ILLUSTRATION. A l'heure actuelle le paquet de cigarettes est vendu entre 6,50 et 7

ILLUSTRATION. A l'heure actuelle le paquet de cigarettes est vendu entre 6,50 et 7

Dans une lettre adressée au Premier ministre la semaine dernière et mise en ligne ce week-end sur le site Hospimedia, Agnès Buzyn n'a pas hésité à déclarer vouloir augmenter "rapidement et fortement le prix du tabac".

La ministre de la Santé va présenter une mesure législative au Parlement en fin d'année, afin que l'obligation vaccinale puisse être effective début 2018. C'est la mesure qui a le moins convaincu les sondés de toutes celles annoncées par le chef du gouvernement.
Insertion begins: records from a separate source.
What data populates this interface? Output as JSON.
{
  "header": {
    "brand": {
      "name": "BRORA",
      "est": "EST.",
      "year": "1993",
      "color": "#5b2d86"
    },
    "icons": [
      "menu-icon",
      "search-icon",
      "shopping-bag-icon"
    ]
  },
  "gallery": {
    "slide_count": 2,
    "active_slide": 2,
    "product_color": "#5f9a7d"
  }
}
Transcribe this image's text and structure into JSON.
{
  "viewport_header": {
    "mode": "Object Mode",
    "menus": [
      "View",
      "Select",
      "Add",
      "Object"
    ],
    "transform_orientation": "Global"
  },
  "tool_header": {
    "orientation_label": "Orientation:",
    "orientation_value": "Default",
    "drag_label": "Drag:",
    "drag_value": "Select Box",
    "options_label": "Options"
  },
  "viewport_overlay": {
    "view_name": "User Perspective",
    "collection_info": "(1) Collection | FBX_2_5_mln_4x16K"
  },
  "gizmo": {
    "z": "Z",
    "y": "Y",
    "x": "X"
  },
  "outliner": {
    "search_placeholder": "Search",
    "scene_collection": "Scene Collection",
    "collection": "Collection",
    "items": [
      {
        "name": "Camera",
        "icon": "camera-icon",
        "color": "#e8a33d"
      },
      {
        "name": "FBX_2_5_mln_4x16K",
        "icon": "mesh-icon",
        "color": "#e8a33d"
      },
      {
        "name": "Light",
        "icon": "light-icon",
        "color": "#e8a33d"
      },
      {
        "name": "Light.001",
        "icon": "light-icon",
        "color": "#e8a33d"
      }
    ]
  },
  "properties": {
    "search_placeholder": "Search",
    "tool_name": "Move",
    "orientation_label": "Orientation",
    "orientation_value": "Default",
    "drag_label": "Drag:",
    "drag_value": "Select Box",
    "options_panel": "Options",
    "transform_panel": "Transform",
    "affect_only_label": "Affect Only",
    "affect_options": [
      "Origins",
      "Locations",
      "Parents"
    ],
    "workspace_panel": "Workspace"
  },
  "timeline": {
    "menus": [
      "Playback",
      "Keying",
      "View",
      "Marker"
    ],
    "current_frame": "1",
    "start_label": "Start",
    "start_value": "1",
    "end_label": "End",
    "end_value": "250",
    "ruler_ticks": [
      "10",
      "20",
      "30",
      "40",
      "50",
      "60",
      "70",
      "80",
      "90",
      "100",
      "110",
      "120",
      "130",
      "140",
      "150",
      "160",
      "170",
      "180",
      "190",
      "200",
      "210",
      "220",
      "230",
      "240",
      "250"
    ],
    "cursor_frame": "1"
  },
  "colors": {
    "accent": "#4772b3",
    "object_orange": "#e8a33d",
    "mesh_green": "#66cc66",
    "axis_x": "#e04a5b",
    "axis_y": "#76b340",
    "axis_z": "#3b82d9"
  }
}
Un rendez-vous annuel sera instauré pour faire l'état des lieux de la vaccination en France: progression de la couverture vaccinale, épidémiologie des maladies concernées, pharmacovogilance, nécessité de faire évoluer la liste des vaccins obligatoires... Quels sont les vaccins concernés? Ces maladies transmissibles sont, en outre, particulièrement dangereuses pour les enfants et les personnes plus les fragiles: la vaccination n'est pas seulement un acte individuel, elle est également destinée à protéger son entourage.

Quelques jours auparavant, 200 scientifiques et chefs de services médicaux ont avaient lancé opportunément un appel pour soutenir le projet d'Agnès Buzyn et rendre obligatoires huit nouveaux vaccins pour les enfants. Ces cas et ces décès auraient pu être évités par la vaccination. Lorsque les vaccins sont obligatoires, le refus des parents est puni par la loi. En Allemagne, ils risquent 7.500 euros d'amende.

Les patients n'auront pas de coût à leur charge, a assuré la ministre de la Santé.

Autre conséquence d'un refus de faire vacciner son enfant alors que le vaccin est obligatoire: l'interdiction d'accès à la crèche, à l'école ou au centre aéré, qui sont tenus de demander des preuves de la vaccination. Pourquoi y a-t-il des réticences? "La protection maternelle et infantile, alertée par un pédiatre, avait transmis leur dossier au procureur de la République après avoir échoué à les faire changer d'avis", raconte Le Monde à l'époque. Les Sages ne leur avaient pas donné raison, considérant la vaccination obligatoire conforme "à l'exigence constitutionnelle de protection de la santé".

"Autre priorité de la ministre, la lutte contre les déserts médicaux, qui nécessite la présentation, " dès septembre 2017", d'un " plan d'action de grande ampleur " reprenant notamment " l'objectif présidentiel de doublement du nombre " de maisons de santé.